Kenya targets Okemo, Gichuru secret assets in Jersey

Business

By Everlyn Kwamboka

Secret assets linked to former Cabinet minister Chris Okemo and former Kenya Power and Lighting Company boss Samuel Gichuru in the Island of Jersey could soon be repatriated following renewed Government efforts.

Friday, The Standard On Saturday reliably learnt that Attorney-General Githu Muigai had held discussions with the Jersey authorities on fast-tracking the repatriation of assets stashed in that country.

Nambale MP Okemo and Gichuru are wanted by the Jersey authorities to face Sh900 million money-laundering charges.

The AG held a meeting with the Island of Jersey’s Solicitor-General, Howard Sharp, and is now preparing to file a formal request for legal assistance to that country, The Standard On Saturday has learnt.

The meeting between the AG and Sharp was held at the Kenyan High Commission in London during Githu’s official visit to the UK, our sources said.

"I was pleased with the outcome of the vital and cordial discussion we held...and in particular the fast-tracking and finalisation of the repatriation of assets relating to Messrs Gichuru and Okemo," the Attorney-General said in his letter to Sharp dated February 17, 2012, and which was exclusively obtained by The Standard On Saturday.

Gichuru and Okemo – who are out on Sh1 million cash bail – are alleged to have received bribes from international companies between 1999 and 2002. The latest development came as the Director of Public Prosecutions Keriako Tobiko awaits a High Court hearing on his appeal against a magistrate’s decision that barred lawyer Patrick Kiage from representing the Government.

Made submissions

Kiage had given his submissions opposing Okemo and Gichuru’s bid to have the extradition proceedings dismissed, when the magistrate, Ms Grace Macharia, ruled that the lawyer – who is in private practice – had not been properly appointed as a special prosecutor to handle the matter.

This followed lawyer Fred Ngatia’s – for Okemo and Gichuru – application to the court that their case could only be handled by a person with the legal status to appear before court.

During the court proceedings last year, two top officials from the Island of Jersey – Barrister Anwar Nashashibi and Detective Constable Mark Adrian Grieve – were in attendance.

Outside the court precincts, the two were met by a group of youth hurling racist words at them, a move that prompted the magistrate to promise to alert security officers at the Milimani Law Courts.

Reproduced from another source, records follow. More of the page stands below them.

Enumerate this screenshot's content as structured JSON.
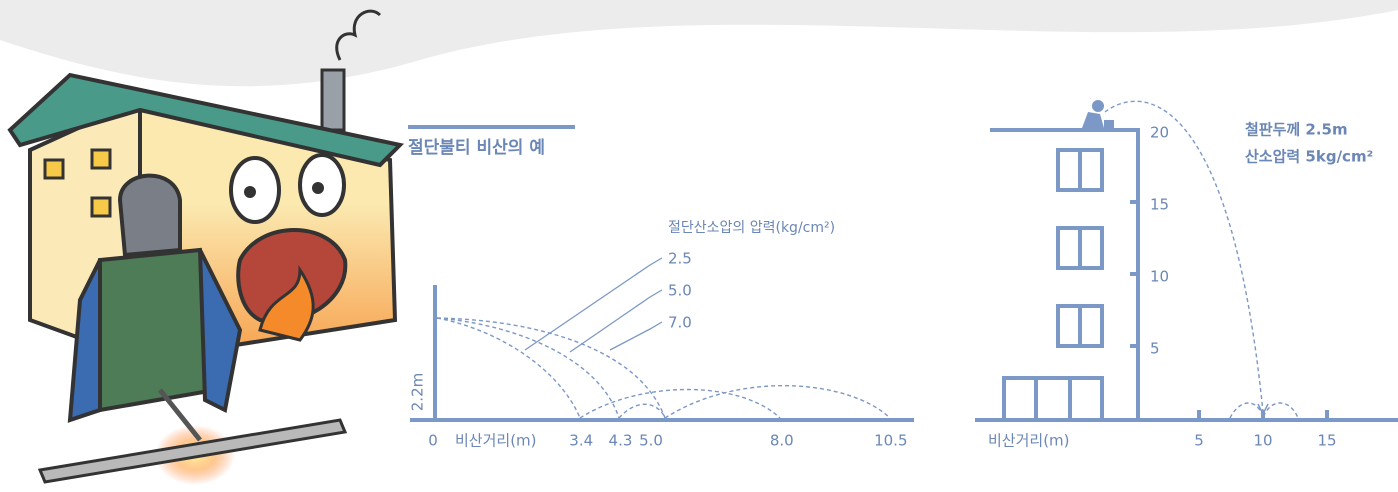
{
  "title": "절단불티 비산의 예",
  "left_diagram": {
    "legend_title": "절단산소압의 압력(kg/cm²)",
    "pressures": [
      "2.5",
      "5.0",
      "7.0"
    ],
    "height_label": "2.2m",
    "x_axis_label": "비산거리(m)",
    "x_ticks": [
      "0",
      "3.4",
      "4.3",
      "5.0",
      "8.0",
      "10.5"
    ]
  },
  "right_diagram": {
    "annotation": [
      "철판두께 2.5m",
      "산소압력 5kg/cm²"
    ],
    "y_ticks": [
      "20",
      "15",
      "10",
      "5"
    ],
    "x_axis_label": "비산거리(m)",
    "x_ticks": [
      "5",
      "10",
      "15"
    ]
  }
}
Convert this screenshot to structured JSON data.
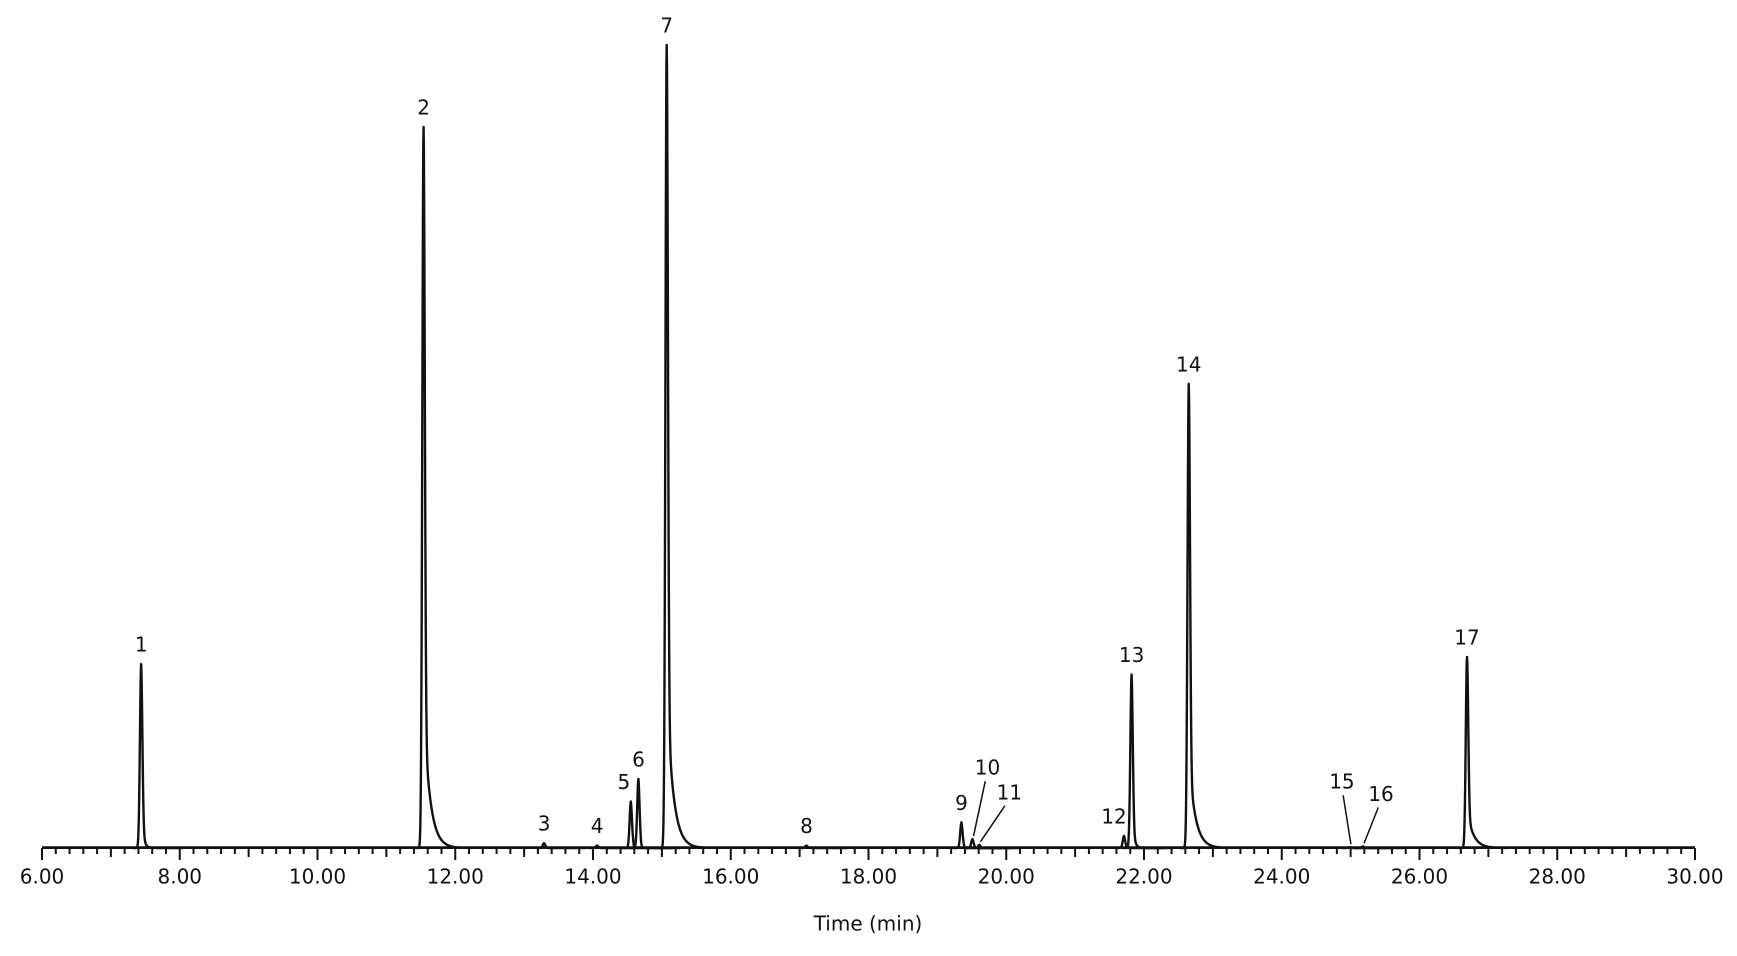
{
  "chart_data": {
    "type": "chromatogram",
    "x_label": "Time (min)",
    "xlim": [
      6,
      30
    ],
    "xticks": [
      {
        "value": 6,
        "label": "6.00"
      },
      {
        "value": 8,
        "label": "8.00"
      },
      {
        "value": 10,
        "label": "10.00"
      },
      {
        "value": 12,
        "label": "12.00"
      },
      {
        "value": 14,
        "label": "14.00"
      },
      {
        "value": 16,
        "label": "16.00"
      },
      {
        "value": 18,
        "label": "18.00"
      },
      {
        "value": 20,
        "label": "20.00"
      },
      {
        "value": 22,
        "label": "22.00"
      },
      {
        "value": 24,
        "label": "24.00"
      },
      {
        "value": 26,
        "label": "26.00"
      },
      {
        "value": 28,
        "label": "28.00"
      },
      {
        "value": 30,
        "label": "30.00"
      }
    ],
    "ylim": [
      0,
      100
    ],
    "color": "#111111",
    "peak_labels": [
      "1",
      "2",
      "3",
      "4",
      "5",
      "6",
      "7",
      "8",
      "9",
      "10",
      "11",
      "12",
      "13",
      "14",
      "15",
      "16",
      "17"
    ],
    "x": [
      7.44,
      11.54,
      13.29,
      14.06,
      14.55,
      14.66,
      15.07,
      17.1,
      19.35,
      19.51,
      19.61,
      21.71,
      21.82,
      22.65,
      24.99,
      25.18,
      26.69
    ],
    "values": [
      22.9,
      89.8,
      0.6,
      0.3,
      5.8,
      8.6,
      100,
      0.3,
      3.2,
      1.1,
      0.4,
      1.5,
      21.6,
      57.8,
      0.1,
      0.2,
      23.8
    ]
  }
}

Magistrate Macharia also asked the DPP to report the matter to police.

The two officials were in the country to assist the DPP’s office to argue out the extradition application. It was Grieve who, on April 8, 2010, gave information on oath against the suspects in an affidavit before a court in the Island of Jersey.

He claimed that the suspects had concealed and transferred proceeds of a criminal conduct, after which the court issued warrants of arrest against the two prominent Kenyans.

Nashashibi, a University of Manchester graduate, practices in all areas of serious crime with emphasis on fraud, money laundering and corruption.

In defending the extradition, the DPP is to rely on 13 bundles of documents received from the Island of Jersey.

In the documents, there are claims that when Okemo opened a bank account in Jersey several years ago, he presented himself as a self-employed economist. Gichuru presented himself only as "a lawyer by profession."

It is this account that Jersey investigators claim was used to pass and conceal proceeds of crime.

An affidavit sworn by Detective Lee Turner claimed that Okemo and Gichuru accepted bribes from foreign firms contracted by KPLC.

The companies were allegedly made to pay money to the account of Windward Trading Ltd, which belonged to Gichuru, or that he benefited from it and controlled it using agents.

Turner claimed that the bribes in Windward, incorporated in Jersey in 1986, were sent to Okemo and Gichuru’s accounts on instructions of Gichuru’s agents.

Turner alleges that through these schemes of ‘layering’ were net payments of £1.3million.